Thank you thank you! This is so above my capabilities right now, I am learning a ton from you.

Userlevel 7
Badge +6

@SmallBiz Sidekick - it’s a foible of the typeform logic rules environment … you need to start with something like that. if greater than or equal to 1 then change the logic to 1

 

you can set the close enough variable (text) to a default of no and replace it with yes in the logic. 

 

 

Userlevel 2
Badge +2

@john.desborough This works perfectly. Thank you so much! Its amazing 😄

Userlevel 1

 For anyone who thinks @john.desborough’s solution is too complicated, I came up with a solution that makes more sense to me.

Here is how it works:
If I have variables a, b, and c that each store a value and I want to show the user a slide based on whichever variable is the highest this is the simple logic you need to use.

if (initiating event = true)
a - b

if (a  > 0)
a + b
if (a > 0)
a - c
if (a > 0)
go to slide for when a is the greatest variable (if this is not true it will continue on to compare b to all other variables, which in this case is c because we already know a is smaller than b)
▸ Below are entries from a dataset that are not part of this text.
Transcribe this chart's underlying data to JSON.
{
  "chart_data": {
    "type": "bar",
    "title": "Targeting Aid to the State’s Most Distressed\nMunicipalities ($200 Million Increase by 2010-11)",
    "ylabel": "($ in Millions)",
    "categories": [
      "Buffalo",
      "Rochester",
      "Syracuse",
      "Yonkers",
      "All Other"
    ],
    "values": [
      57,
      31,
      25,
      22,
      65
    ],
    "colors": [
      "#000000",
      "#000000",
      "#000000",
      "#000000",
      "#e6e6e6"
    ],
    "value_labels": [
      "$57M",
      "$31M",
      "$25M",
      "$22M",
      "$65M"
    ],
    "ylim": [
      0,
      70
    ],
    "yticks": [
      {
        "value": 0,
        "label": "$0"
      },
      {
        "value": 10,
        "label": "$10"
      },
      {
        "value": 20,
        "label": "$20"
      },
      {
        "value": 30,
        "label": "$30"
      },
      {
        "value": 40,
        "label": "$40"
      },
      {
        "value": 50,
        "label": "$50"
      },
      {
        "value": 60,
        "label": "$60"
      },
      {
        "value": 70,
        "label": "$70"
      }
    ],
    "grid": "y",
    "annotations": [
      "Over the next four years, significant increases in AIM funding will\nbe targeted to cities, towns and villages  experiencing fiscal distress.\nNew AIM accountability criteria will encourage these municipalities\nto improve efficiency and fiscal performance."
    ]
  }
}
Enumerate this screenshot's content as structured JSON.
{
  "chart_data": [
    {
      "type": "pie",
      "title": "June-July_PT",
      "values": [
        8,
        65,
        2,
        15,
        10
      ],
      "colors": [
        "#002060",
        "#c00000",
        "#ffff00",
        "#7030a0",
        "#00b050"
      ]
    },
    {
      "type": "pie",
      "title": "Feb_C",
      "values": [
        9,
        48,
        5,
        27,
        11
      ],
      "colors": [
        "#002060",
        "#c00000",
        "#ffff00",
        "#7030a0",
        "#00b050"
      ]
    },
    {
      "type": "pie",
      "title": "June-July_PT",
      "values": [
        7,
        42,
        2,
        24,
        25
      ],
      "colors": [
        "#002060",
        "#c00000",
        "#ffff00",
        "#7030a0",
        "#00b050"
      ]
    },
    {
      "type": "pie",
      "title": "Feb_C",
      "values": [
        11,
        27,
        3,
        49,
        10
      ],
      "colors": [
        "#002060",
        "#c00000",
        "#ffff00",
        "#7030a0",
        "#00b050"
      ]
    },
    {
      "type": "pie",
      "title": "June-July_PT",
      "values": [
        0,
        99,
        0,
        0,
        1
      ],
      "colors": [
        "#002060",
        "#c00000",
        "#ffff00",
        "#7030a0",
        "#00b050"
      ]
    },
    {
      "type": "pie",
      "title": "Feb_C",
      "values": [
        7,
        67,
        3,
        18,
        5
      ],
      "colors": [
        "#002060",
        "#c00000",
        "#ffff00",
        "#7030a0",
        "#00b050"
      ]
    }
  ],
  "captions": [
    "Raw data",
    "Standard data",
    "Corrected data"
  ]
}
if (initiating event = true)

b - c

if (b > 0)
go to slide for when b is the greatest variable

if (initiating event = true)
go to slide for when c is the greatest variable 


This solution works because Typeform is not asynchronous. If you understand the basic logic pattern, this can be adapted to compare any number of variables and is very easy to set up. I have used this to compare over 15 variables. I hope this helps!
 

Userlevel 7
Badge +6

@Haven321 - you can make it even simpler:

  • if A is greater than B and A is greater than C then go to ending_A
  • if B is greater than A and B is greater than C then go to ending_B
  • if C is greater than A and Cis greater than B then go to ending_C

That will get you to an ending if you have a unique high score possible at all times … it gets a little more complicated when you have the possibility of one or more categories being tied with the high score

you can throw in some ‘tie breaker logic too: 

  • if A = B and A =C then go to tied_ABC
  • if A = B and A greater than C go to tied_AB
  • if A= C and A greater than B go to tied_AC
  • if B = C and B greater than A then go to tied_BC

On each of those tie breaker pages you have the user make a choice and you get to the/an appropriate ending 

des

Userlevel 3

Hi @Haven321 

That sounds like an interesting solution, as currently we do not offer a specific logic feature to directly compare variables with each other. Would you mind sharing the URL of the form where you implemented this set up and let us in support check your form’s logic? We’d be interested to see if we can make a section on the Help centre for this, as other users have been asking as well. 

Userlevel 1

Hey @Rai, I would love to help. I don’t wan’t to share the form here, but would do so over email. You can reach me at havendewart@gmail.com.

 

Userlevel 3

hi @Haven321 thanks, I have sent you an email a few moments ago! Much appreciated!